Precedential No. 13: TTAB Nixes Stipulation for Service By E-Mail And Five Extra Mailing Days
The parties to this opposition proceeding filed a stipulation to accept service by e-mail while retaining the five additional days afforded by Rule 2.119(c) for filing and/or serving responsive documents, applicable for service by first-class mail. No can do, said the Board, as it rejected the stipulation. McDonald's Corporation v. Cambridge Overseas Development Inc., 106 USPQ2d 1339 (TTAB 2013) [precedential].
Rule 2.119(b)(6) allows service of papers by electronic transmission when the parties so agree. But they cannot also take advantage of the five-extra-days-for-mailing provision of Rule 2.119(c). That five-extra-days rule applies only to service by first-class mail, Express Mail, or overnight courier. See Miscellaneous Changes to Trademark Trial and Appeal Board Rules, 72 Fed. Reg. 42442, 42250 (August 1, 2007) ("as for agreed use by parties of e-mail or fax for forwarding service copies, the office confirms that Section 2.119(c) would not apply to service by electronic transmission (email or fax) under Section 2.119(b)(6).").

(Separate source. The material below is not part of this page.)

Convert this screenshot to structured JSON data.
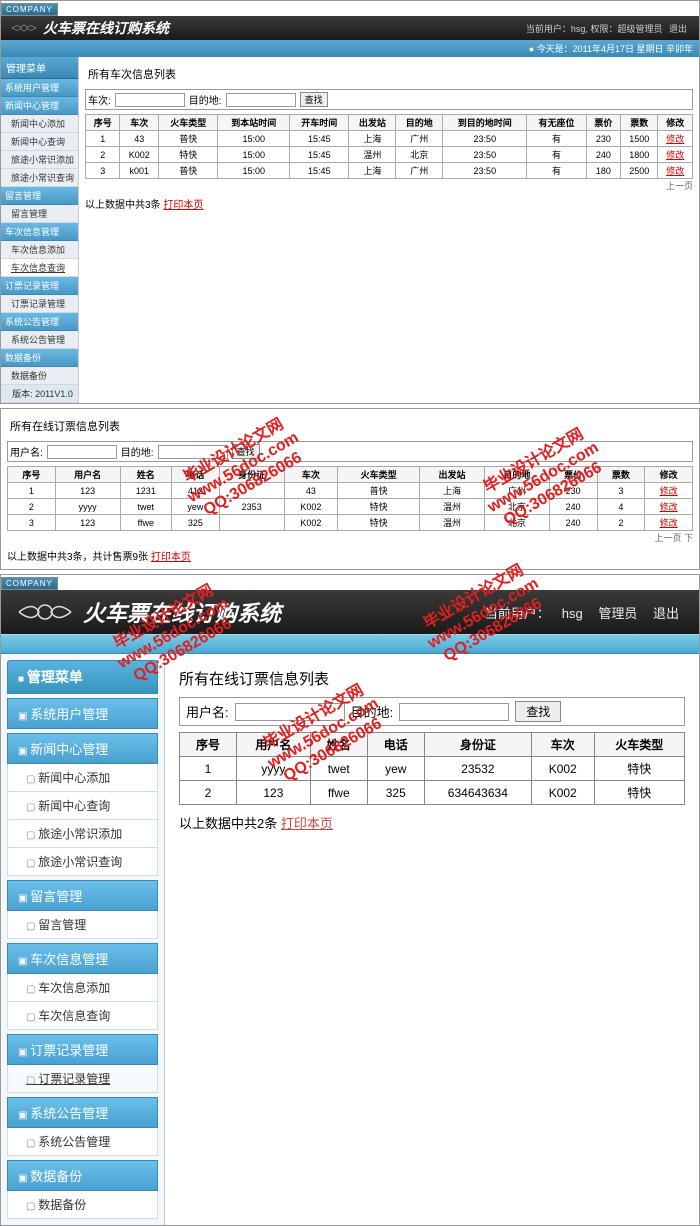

The Board pointed out that a stipulation such as that filed here would run afoul of Rule 2.127, which states that the time for filing reply briefs and motions under FRCP 56(d) "will not be extended."
Therefore, the Board refused to approve the stipulation.
The parties could stipulate that they would accept service by first-class mail but with a courtesy e-mail copy sent simultaneously. Then the five-extra-days-for-mailing would apply. [TTABlog query: what is the sanction if one fails to send the courtesy e-mail copy?]
Read comments and post your comments here.
TTABlog comment: FWIW, my practice is to never agree to service by e-mail. That's because, from one case to another, I can never remember in which cases I've agreed to e-mail service and in which I haven't. So the simple way to remember is to never agree. I will agree to sending courtesy copies by e=mail, however, being that kind of guy.